Na porta, ele voltou-se e disparou-lhe um olhar furioso. Ela continuava ali parada, encostada na bancada. O bonito capacete de cabelos sequer fora despenteado.
- Você é uma mulher fria, Hermione.
- Assim me disseram. Obrigada pela bebida, menino da fazenda. E a experiência.
Assim que a porta bateu atrás dele, Hermione desabou sobre a bancada. Queria sentar-se, mas teve muito medo de que as pernas vergassem antes de conseguir atravessar o metro e meio de piso que a separava de uma cadeira.
Jamais imaginara que alguém, em qualquer lugar, soubesse beijar assim.
A cabeça ainda rodopiava. Agora que se achava a sós, apertou com a mão o coração aos saltos e deu várias e longas inspiradas profundas, que ecoaram na cozinha como as de um mergulhador chegando à superfície. Fora muito eficaz, imaginou. Sentia-se como se houvesse sido arrastada para um espaço profundo, escuro e abafado, e escapado apenas na hora H.
Claro que aquele homem era um perigo para a sociedade feminina. Nenhuma mulher estaria segura perto dele.
Ela ergueu a bebida e observou os cubos de gelo tilintarem musicalmente quando a levou, com as mãos tremulas, aos atacados lábios.

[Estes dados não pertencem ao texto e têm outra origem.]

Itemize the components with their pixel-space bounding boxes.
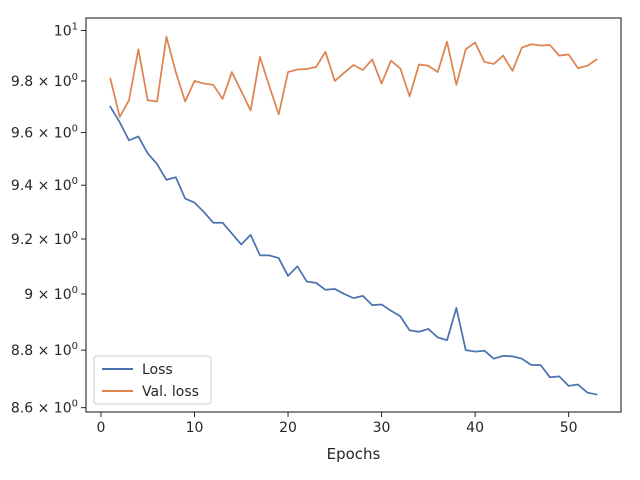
y-axis: 8.6 × 100 8.8 × 100 9 × 100 9.2 × 100 9.4 × … <box>11 21 86 417</box>
x-tick-label: 20 <box>279 420 297 436</box>
x-tick-label: 50 <box>560 420 578 436</box>
series-line-val-loss <box>109 35 598 118</box>
legend: Loss Val. loss <box>93 355 212 405</box>
x-tick-label: 30 <box>373 420 391 436</box>
y-tick-label: 9.2 × 100 <box>11 230 78 248</box>
x-axis-label: Epochs <box>327 445 381 463</box>
y-tick-label: 8.8 × 100 <box>11 341 78 359</box>
legend-label-loss: Loss <box>142 362 173 378</box>
x-axis: 0 10 20 30 40 50 <box>97 412 578 436</box>
y-tick-label: 9.4 × 100 <box>11 176 78 194</box>
legend-label-val-loss: Val. loss <box>142 384 199 400</box>
y-tick-label: 9.8 × 100 <box>11 72 78 90</box>
x-tick-label: 10 <box>186 420 204 436</box>
x-tick-label: 40 <box>466 420 484 436</box>
x-tick-label: 0 <box>97 420 106 436</box>
series-line-loss <box>109 105 598 396</box>
y-tick-label: 9 × 100 <box>24 285 78 303</box>
y-tick-label: 8.6 × 100 <box>11 399 78 417</box>
y-tick-label: 101 <box>54 21 78 39</box>
y-tick-label: 9.6 × 100 <box>11 124 78 142</box>
series-layer <box>109 35 598 396</box>
plot-area-frame <box>85 17 622 413</box>
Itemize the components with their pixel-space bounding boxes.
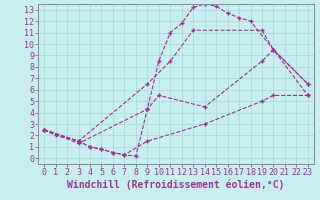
X-axis label: Windchill (Refroidissement éolien,°C): Windchill (Refroidissement éolien,°C) xyxy=(67,180,285,190)
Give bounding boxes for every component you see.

Mas conseguira se controlar, lembrou a si mesma. Mantivera-se indiferente e distante recitando desesperadamente o discurso de Henrique V no Dia de São Crispim. Só Deus sabia de onde viera isso, mas a impedira de choramingar como um filhote de cachorro faminto. Na verdade, começara a perder a concentração quando chegara ao verso "A lembrança do nosso pequeno exército, do nosso bando de irmãos" - mas então Harry parava de beijá-la.
Se ele tivesse continuado aquilo por mais dez segundos, ela jamais teria chegado ao fim do discurso, a não ser em miados incoerentes.

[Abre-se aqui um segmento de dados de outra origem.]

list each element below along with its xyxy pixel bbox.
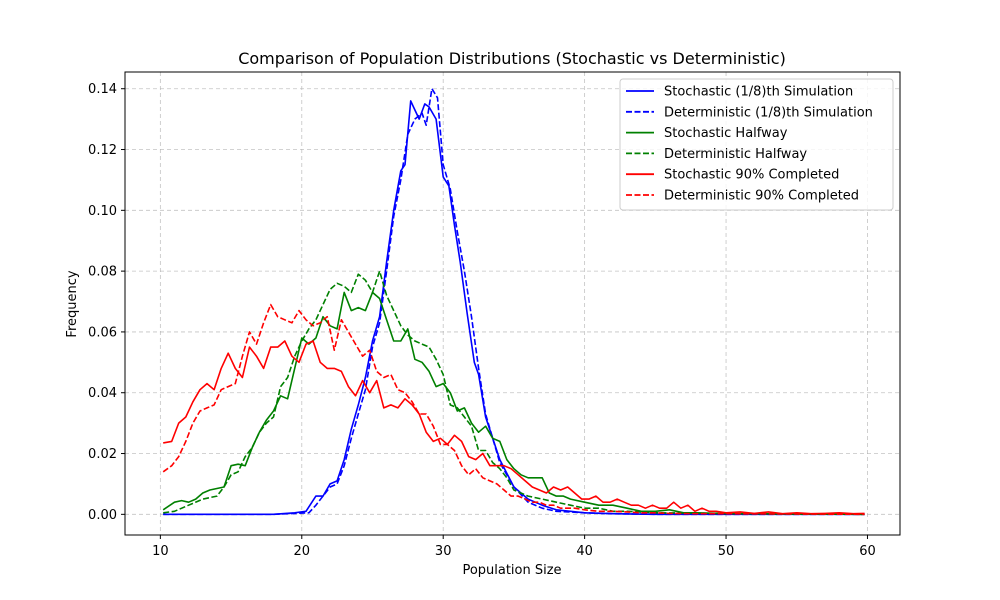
y-tick-label: 0.08 [88,265,117,280]
series-line-1 [163,100,865,516]
x-tick-label: 50 [718,544,735,559]
legend-label-4: Deterministic Halfway [664,147,807,162]
x-tick-label: 40 [576,544,593,559]
x-tick-label: 20 [294,544,311,559]
series-lines [162,87,865,516]
legend: Stochastic (1/8)th Simulation Determinist… [619,78,894,211]
y-tick-label: 0.04 [88,386,117,401]
legend-label-2: Deterministic (1/8)th Simulation [664,105,873,120]
y-tick-label: 0.06 [88,325,117,340]
x-tick-label: 60 [859,544,876,559]
x-axis-ticks: 10 20 30 40 50 60 [152,535,876,559]
grid [125,72,900,535]
x-tick-label: 10 [152,544,169,559]
y-axis-ticks: 0.00 0.02 0.04 0.06 0.08 0.10 0.12 0.14 [88,82,125,523]
chart-title: Comparison of Population Distributions (… [238,49,786,68]
legend-label-6: Deterministic 90% Completed [664,189,859,204]
y-tick-label: 0.02 [88,447,117,462]
series-line-4 [163,270,865,516]
plot-frame [124,71,901,536]
y-tick-label: 0.00 [88,508,117,523]
series-line-5 [163,340,865,515]
series-line-2 [163,87,865,516]
legend-box [619,78,894,211]
legend-label-3: Stochastic Halfway [664,126,788,141]
x-axis-label: Population Size [462,563,561,578]
y-tick-label: 0.12 [88,143,117,158]
y-tick-label: 0.14 [88,82,117,97]
legend-label-5: Stochastic 90% Completed [664,168,839,183]
y-axis-label: Frequency [65,270,80,337]
y-tick-label: 0.10 [88,204,117,219]
series-line-6 [162,303,865,516]
legend-label-1: Stochastic (1/8)th Simulation [664,85,853,100]
x-tick-label: 30 [435,544,452,559]
series-line-3 [162,291,865,516]
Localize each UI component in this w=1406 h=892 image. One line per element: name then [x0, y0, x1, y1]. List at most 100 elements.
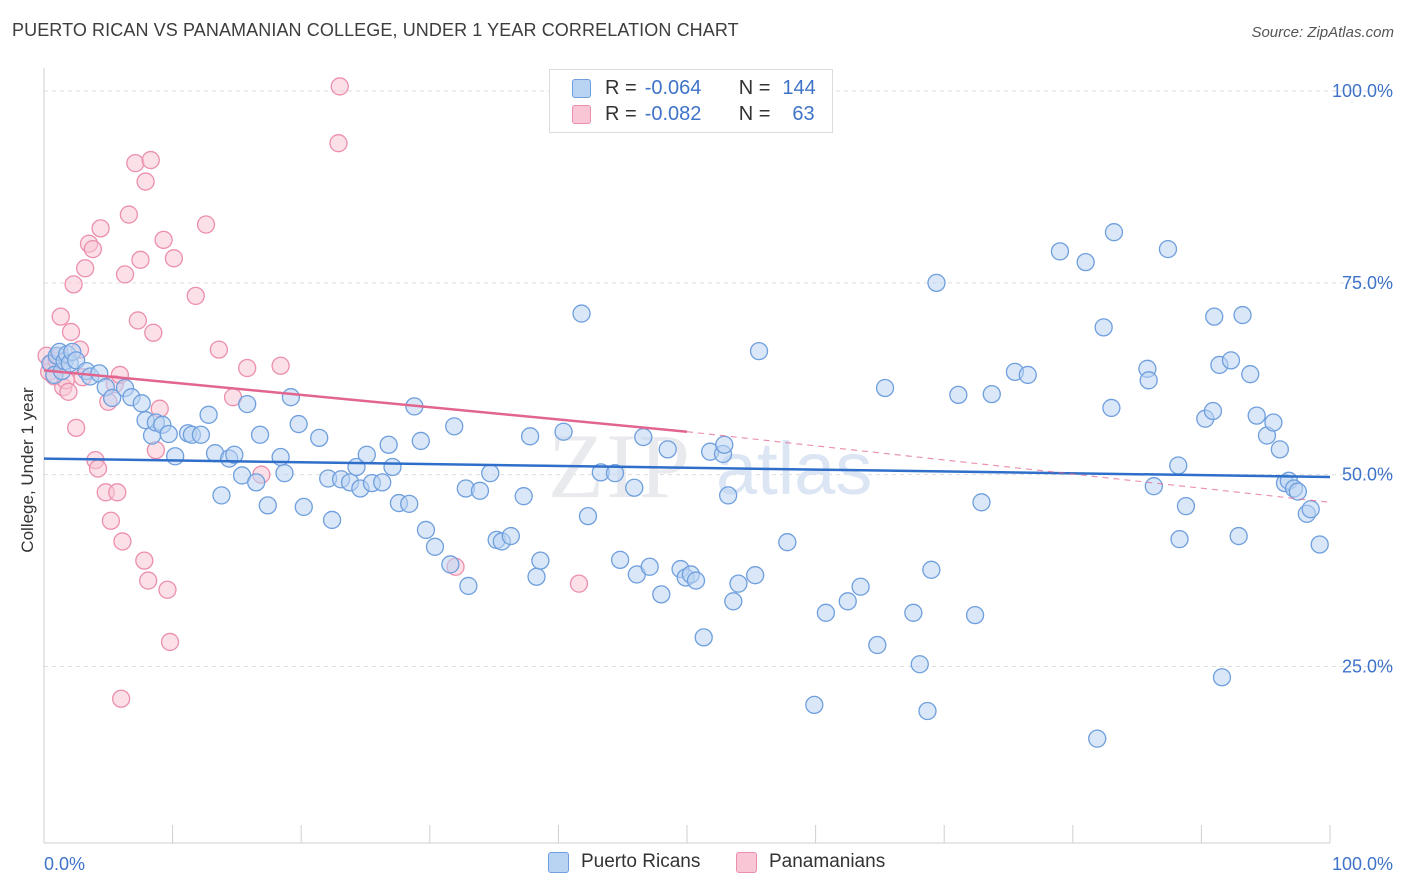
- data-point: [83, 239, 103, 259]
- data-point: [209, 340, 229, 359]
- data-point: [610, 550, 630, 570]
- data-point: [652, 585, 671, 604]
- pink-swatch-icon: [572, 104, 591, 124]
- data-point: [1229, 526, 1248, 546]
- data-point: [459, 576, 478, 596]
- data-point: [51, 307, 70, 326]
- data-point: [61, 322, 81, 342]
- data-point: [715, 435, 734, 454]
- data-point: [289, 414, 308, 434]
- data-point: [158, 580, 177, 599]
- data-point: [719, 486, 738, 505]
- data-point: [1212, 668, 1232, 687]
- data-point: [136, 172, 155, 191]
- data-point: [411, 431, 430, 451]
- data-point: [199, 405, 218, 424]
- data-point: [1310, 535, 1329, 554]
- data-point: [851, 577, 870, 596]
- data-point: [501, 526, 520, 546]
- series-legend: Puerto Ricans Panamanians: [0, 851, 1406, 879]
- data-point: [76, 259, 95, 278]
- data-point: [141, 150, 160, 170]
- data-point: [275, 463, 294, 483]
- data-point: [88, 459, 108, 478]
- pink-swatch-icon: [736, 851, 757, 873]
- data-point: [910, 655, 929, 674]
- data-point: [514, 487, 533, 506]
- data-point: [640, 557, 659, 576]
- data-point: [724, 592, 743, 611]
- axes: [43, 68, 1331, 844]
- panamanians-trend-extension: [686, 431, 1331, 503]
- data-point: [383, 457, 402, 477]
- trend-lines: [43, 369, 1331, 503]
- data-point: [247, 473, 266, 492]
- data-point: [119, 205, 139, 224]
- data-point: [191, 425, 211, 444]
- data-point: [904, 603, 923, 622]
- data-point: [103, 388, 122, 408]
- data-point: [322, 510, 342, 530]
- data-point: [746, 566, 765, 585]
- data-point: [1288, 482, 1307, 501]
- source-credit: Source: ZipAtlas.com: [1251, 24, 1394, 41]
- chart-title: PUERTO RICAN VS PANAMANIAN COLLEGE, UNDE…: [12, 20, 739, 40]
- data-point: [1018, 365, 1037, 385]
- legend-item-puerto-ricans[interactable]: Puerto Ricans: [548, 851, 700, 873]
- data-point: [425, 537, 445, 556]
- data-point: [982, 384, 1001, 404]
- data-point: [1094, 318, 1113, 337]
- y-tick-label: 50.0%: [1342, 465, 1393, 485]
- data-point: [186, 286, 205, 306]
- data-point: [132, 394, 151, 413]
- data-point: [527, 567, 546, 586]
- r-value: -0.082: [644, 102, 702, 125]
- data-point: [250, 425, 270, 444]
- data-point: [112, 689, 131, 708]
- blue-swatch-icon: [572, 78, 591, 98]
- data-point: [139, 571, 158, 590]
- data-point: [238, 358, 257, 378]
- data-point: [1247, 406, 1266, 425]
- data-point: [972, 493, 991, 512]
- data-point: [64, 275, 83, 294]
- puerto-ricans-trend-line: [43, 457, 1331, 479]
- data-point: [115, 265, 135, 284]
- tick-labels: 25.0% 50.0% 75.0% 100.0% 0.0% 100.0%: [44, 81, 1393, 874]
- panamanians-points: [37, 77, 589, 708]
- data-point: [373, 473, 392, 492]
- data-point: [131, 250, 150, 269]
- r-label: R =: [605, 102, 637, 125]
- data-point: [554, 422, 573, 441]
- data-point: [1233, 305, 1252, 325]
- data-point: [634, 427, 653, 447]
- n-value: 63: [792, 102, 815, 125]
- data-point: [1170, 529, 1189, 549]
- data-point: [135, 551, 154, 570]
- stats-legend: R = -0.064 N = 144 R = -0.082 N = 63: [549, 69, 833, 133]
- data-point: [1050, 242, 1070, 261]
- panamanians-trend-line: [43, 369, 688, 433]
- data-point: [196, 215, 216, 234]
- data-point: [1088, 729, 1107, 748]
- data-point: [1176, 496, 1196, 516]
- data-point: [838, 592, 857, 611]
- data-point: [922, 560, 941, 579]
- data-point: [569, 574, 589, 593]
- data-point: [329, 134, 348, 153]
- data-point: [91, 219, 110, 238]
- data-point: [816, 603, 836, 622]
- data-point: [281, 388, 301, 407]
- data-point: [875, 378, 895, 398]
- data-point: [1139, 371, 1158, 390]
- data-point: [1169, 456, 1188, 475]
- data-point: [729, 574, 748, 593]
- data-point: [1102, 398, 1121, 418]
- data-point: [310, 428, 329, 448]
- legend-label: Panamanians: [769, 851, 886, 872]
- data-point: [416, 520, 436, 540]
- data-point: [1203, 401, 1223, 421]
- legend-item-panamanians[interactable]: Panamanians: [736, 851, 885, 873]
- data-point: [357, 445, 376, 464]
- data-point: [1205, 307, 1224, 326]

- Oh, droga. - conseguiu dizer então, e emborcou até a última gota do copo.
O chá gelado esfriou o calor na garganta, embora não no sangue. Esse tipo de paixão era uma experiência nova. Imaginou que Harry Potter iria dar urras em profana diversão se soubesse com que violência a afetara. Ela. A dra. Hermione Granger, gênio profissional, virgem perene.
Podia parabenizar-se por ter mantido a compostura, mantido pelo menos a aparência de compostura, enquanto o topo da cabeça rodopiava uns dez centímetros acima do crânio. Se ele houvesse tido até mesmo uma suspeita da ignorância dela em matéria de homens e mulheres, a mínima pista de sua deslumbrada reação a ele pessoalmente, iria com certeza aproveitar a vantagem.

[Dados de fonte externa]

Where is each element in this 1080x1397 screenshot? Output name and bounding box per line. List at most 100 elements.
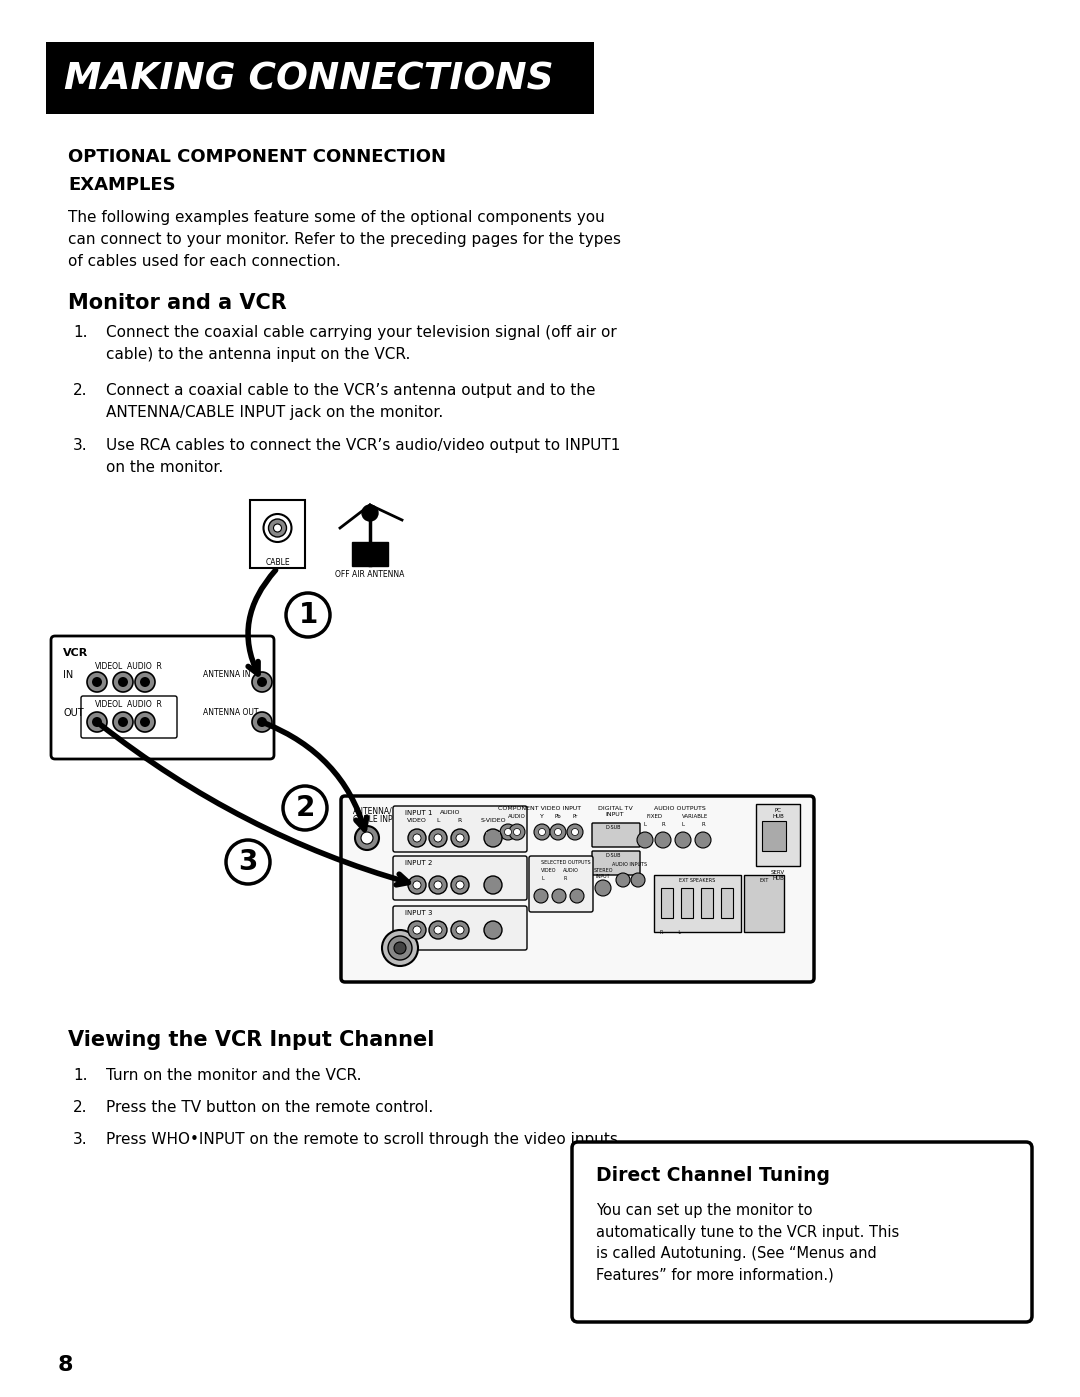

Não apenas ela não conseguiria terminar nada durante a estada ali, mas tinha absoluta certeza de que iria embora com o coração contundido.
Sabia que mulheres mais experientes haviam sucumbido ao charme de Harry Potter. Esse tipo de química só podia resultar em ardentes explosões. A posição mais segura era se manter indiferente, aborrecê-lo se e quando fosse necessário, e jamais deixar que soubesse o quanto se sentia atraída.
Segura, pensou Hermione com um suspiro, e largou o copo vazio na pia. Tinha bons motivos para saber quão tediosa era a segurança às vezes. Mas viera a Antietam para provar alguma coisa a si mesma. Explorar as possibilidades e aumentar a reputação que conquistara.
Harry não fazia parte do plano.
Mas a casa fazia. Inspirou fundo mais uma vez e tentou acalmar os nervos abalados. Existia alguma coisa ali para ela, tinha certeza. Não conseguia sentir agora, quando o sistema nervoso soltava fagulhas como fios elétricos desencapados.
Precisava voltar, decidiu. Precisava voltar e assegurar-se de que teria tempo para explorar as possibilidades. O único modo de conseguir isso, decidiu, era no mesmo tempo encantar Harry e mantê-lo a uma distância segura.
O jantar na casa de Gina seria um bom começo.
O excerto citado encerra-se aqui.